What is a CVA?

CVAs are an out-of-court statutory insolvency procedure through which a firm can compromise both current and future debts owed to unsecured creditors, usually for a period of three-years. They are significant for property owners because the terms of a CVA often include a reduction in future rent obligations in accordance with a categorisation of stores by profitability. CVAs are also used to write down rent in arrears or exit unprofitable stores. 

In order to undertake a CVA, a firm need not actually be insolvent but it does need to gain the consent of a least 75% of unsecured creditors by value. If approved, the terms of the CVA then bind all creditors, including those dissenting. 

CVAs have traditionally been used by small firms yet in recent years many of the UK’s largest retail, hospitality and leisure firms have looked to them as a means through which to restructure. 

What to look out for in a CVA

CVAs can be extremely lengthy documents and often prove daunting for even the most experienced property owners. The BPF has therefore put together a list of the ‘Top 10’ key points that creditors should identify and consider before voting.  

 

The company’s financial position and an explanation as to how it arrived at that position should be clearly articulated in the CVA proposal, particularly the statement of affairs and whether the company is insolvent.

What is likely to happen to the company should creditors reject the proposal and why the CVA is a better option for property owners than administration or liquidation, including any illustrations provided of the outcomes of those options.

Any explanation of why the business will be sustainable after the CVA, including the quantum, certainty and source of new funding.

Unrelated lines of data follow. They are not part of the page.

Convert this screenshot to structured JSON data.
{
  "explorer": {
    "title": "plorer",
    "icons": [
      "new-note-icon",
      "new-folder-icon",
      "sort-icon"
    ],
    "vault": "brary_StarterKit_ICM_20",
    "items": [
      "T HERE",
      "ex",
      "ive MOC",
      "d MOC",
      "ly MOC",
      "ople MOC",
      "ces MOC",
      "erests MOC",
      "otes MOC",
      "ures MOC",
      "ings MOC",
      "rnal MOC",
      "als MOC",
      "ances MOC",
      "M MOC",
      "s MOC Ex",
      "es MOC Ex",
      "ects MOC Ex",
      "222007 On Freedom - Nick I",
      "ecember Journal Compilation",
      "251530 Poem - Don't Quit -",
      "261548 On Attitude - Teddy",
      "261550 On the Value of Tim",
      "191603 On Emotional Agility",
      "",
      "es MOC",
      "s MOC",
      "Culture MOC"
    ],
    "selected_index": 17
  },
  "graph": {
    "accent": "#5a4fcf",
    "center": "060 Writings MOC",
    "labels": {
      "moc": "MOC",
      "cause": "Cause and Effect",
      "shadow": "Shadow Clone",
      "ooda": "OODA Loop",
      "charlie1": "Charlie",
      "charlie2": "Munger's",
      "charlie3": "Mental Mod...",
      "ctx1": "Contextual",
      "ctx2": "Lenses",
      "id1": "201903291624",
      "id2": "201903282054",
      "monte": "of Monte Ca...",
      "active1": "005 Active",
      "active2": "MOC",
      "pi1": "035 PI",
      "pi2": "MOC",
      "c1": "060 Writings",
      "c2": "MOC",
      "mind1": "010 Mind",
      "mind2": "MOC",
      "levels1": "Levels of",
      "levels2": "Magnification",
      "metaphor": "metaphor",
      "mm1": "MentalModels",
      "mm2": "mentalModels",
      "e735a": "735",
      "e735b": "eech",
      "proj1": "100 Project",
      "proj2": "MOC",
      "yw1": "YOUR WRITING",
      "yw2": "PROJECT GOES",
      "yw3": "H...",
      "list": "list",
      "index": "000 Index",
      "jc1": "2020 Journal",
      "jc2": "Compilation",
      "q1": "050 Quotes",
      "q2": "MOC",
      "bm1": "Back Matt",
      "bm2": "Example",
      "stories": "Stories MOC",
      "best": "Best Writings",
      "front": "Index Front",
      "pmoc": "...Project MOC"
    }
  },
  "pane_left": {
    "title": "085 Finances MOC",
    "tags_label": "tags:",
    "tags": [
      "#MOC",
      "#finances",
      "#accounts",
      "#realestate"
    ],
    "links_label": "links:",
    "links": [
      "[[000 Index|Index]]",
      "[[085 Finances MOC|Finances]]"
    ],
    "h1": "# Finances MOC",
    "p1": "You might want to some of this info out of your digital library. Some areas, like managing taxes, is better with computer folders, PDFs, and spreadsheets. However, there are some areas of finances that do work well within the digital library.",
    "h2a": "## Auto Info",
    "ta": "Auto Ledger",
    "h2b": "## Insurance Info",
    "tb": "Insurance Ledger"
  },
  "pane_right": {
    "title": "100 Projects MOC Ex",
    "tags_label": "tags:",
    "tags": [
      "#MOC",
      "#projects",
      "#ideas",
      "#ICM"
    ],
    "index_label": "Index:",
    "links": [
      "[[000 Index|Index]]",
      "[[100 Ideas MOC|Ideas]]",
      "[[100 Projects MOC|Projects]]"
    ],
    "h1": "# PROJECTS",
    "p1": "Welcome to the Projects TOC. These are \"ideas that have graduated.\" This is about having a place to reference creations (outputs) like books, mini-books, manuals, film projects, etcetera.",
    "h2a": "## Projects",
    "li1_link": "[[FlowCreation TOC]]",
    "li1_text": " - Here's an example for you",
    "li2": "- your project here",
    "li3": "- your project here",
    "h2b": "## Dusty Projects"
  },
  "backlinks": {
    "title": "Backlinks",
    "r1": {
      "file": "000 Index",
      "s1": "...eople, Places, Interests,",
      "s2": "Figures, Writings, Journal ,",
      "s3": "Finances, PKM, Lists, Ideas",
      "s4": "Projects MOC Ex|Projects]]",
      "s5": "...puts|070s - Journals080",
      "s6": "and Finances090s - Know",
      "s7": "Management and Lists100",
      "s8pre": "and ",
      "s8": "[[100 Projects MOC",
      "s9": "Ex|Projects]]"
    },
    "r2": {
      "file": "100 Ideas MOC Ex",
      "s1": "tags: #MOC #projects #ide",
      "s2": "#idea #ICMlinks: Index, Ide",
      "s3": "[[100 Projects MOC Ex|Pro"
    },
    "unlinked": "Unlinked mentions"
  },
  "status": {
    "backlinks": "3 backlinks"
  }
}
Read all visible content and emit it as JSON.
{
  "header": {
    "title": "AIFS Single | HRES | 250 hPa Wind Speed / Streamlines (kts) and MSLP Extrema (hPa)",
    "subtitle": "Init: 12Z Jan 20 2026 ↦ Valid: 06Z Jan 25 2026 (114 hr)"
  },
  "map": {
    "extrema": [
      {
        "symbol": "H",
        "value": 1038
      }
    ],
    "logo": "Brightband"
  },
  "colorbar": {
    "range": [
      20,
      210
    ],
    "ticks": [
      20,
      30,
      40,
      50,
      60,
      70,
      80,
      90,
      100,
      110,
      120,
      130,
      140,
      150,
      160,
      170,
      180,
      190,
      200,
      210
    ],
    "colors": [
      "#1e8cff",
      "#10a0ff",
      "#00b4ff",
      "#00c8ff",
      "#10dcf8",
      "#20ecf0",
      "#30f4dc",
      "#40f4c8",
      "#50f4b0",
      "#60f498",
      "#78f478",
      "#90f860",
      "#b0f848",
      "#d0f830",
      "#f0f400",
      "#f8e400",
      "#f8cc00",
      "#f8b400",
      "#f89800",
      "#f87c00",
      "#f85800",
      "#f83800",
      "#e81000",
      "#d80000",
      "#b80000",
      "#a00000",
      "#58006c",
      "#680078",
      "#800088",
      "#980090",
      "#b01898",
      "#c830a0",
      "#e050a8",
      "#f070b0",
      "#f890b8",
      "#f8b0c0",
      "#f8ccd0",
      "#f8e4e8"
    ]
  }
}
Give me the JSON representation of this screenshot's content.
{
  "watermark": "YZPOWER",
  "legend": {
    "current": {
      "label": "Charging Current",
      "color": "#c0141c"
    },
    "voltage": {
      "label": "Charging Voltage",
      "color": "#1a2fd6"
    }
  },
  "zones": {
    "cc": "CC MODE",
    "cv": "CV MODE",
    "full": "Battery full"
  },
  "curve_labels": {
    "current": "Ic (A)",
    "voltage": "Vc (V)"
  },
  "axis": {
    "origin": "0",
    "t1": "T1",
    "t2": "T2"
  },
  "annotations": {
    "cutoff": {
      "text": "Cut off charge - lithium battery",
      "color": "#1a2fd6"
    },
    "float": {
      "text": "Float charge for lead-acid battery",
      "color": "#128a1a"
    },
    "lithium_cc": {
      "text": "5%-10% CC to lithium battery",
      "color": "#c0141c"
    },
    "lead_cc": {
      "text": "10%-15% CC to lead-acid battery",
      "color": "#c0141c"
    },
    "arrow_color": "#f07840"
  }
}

The justification of any different treatment between different creditors and the extent to which liabilities to non-property-owner creditors are being compromised either under the CVA or otherwise.

Which premises will be closed, when will that happen and who will pay business rates after the closure.

The amount and duration of any rent reductions, whether rent reductions include payments already made by the company and whether the rent will be reviewed following expiry of the rent reduction period.

The treatment of dilapidations in relation to leases where a break option granted under the CVA is exercised; whether dilapidations are compromised and, if so, whether this includes disrepair accruing prior or during the CVA or the remainder of the lease.

Whether leases subjected to a rent reduction are given a break option, the timing of any property owner break options and the ease of operating them, including the amount of notice required and the period during which they can be exercised.

Whether there is a compromised lease fund to compensate the compromised property owners of closed premises if the company becomes profitable in the future and, if so, the mechanism for that.

What will happen if the company defaults on its CVA obligations, the circumstances in which the CVA would be terminated and the impact of termination on the rent reductions and other compromises sought from property owners under the CVA (including whether rent reductions survive termination).

On receipt of the draft CVA proposals, creditors will have time to consider and understand what the CVA potentially means for their business. Creditors should take the opportunity between receiving the draft proposals and the creditors meeting to ask the nominee some key questions relating to the CVA.

Further guidance for creditors

The BPF have produced a CVA Creditor Document, which clarifies the CVA process further and sets out the information that creditors should expect to receive prior to the CVA creditors meeting. Within this document, there is a “Landlord Creditor’s Request for Information” sheet, which is intended to be a standard document that property owners can provide to insolvency practitioners on receipt of a CVA proposal if they do not feel they have been provided with the requisite information.

BPF’s public policy work on CVAs

Done well, CVAs can be a good way to turn around a failing business, but over the last few years, the BPF have grown concerned about abuse of the CVA process allowing businesses to cut property costs without further investment or a credible turnaround plan, resulting in value passing from property owners to the shareholders of the business.  

Our briefing on CVAs sets out how CVAs are making investing in town centres more difficult and undermining the UK’s reputation among international investors. It also lists our recommendations for government, with a view to making CVAs more transparent, more effective and clearer for creditors. 

CVA engagement with the BPF

The BPF strongly encourages businesses considering a CVA and their advisers to engage with its Insolvency Committee in confidence at an early stage in developing proposals. These engagements allow property owners to comment on the CVA and suggest improvements that could increase property owner support. This engagement never represents “approval” or “endorsement of a CVA by the BPF – it is for individual property owners to decide how they vote on a CVA. 

For those Nominees or Proposers preparing for engagement with the BPF, or for those who would like to understand more about how these engagements are conducted, we have prepared a list of engagement FAQs. We kindly ask that we are provided with answers to them ahead of time, or if that is not possible, attendees are prepared to answer them at meetings.

The CVA Red Flags 

The BPF has a list of CVA red flags, which are features and terms of CVAs that property owners will generally find objectionable and speak out about in creditors’ meetings. A list of our red flags is here. Property owners affected by a CVA are recommended to check whether a CVA proposal contains red flags and if so, the BPF expects that a property owner will normally find it difficult to support such a CVA.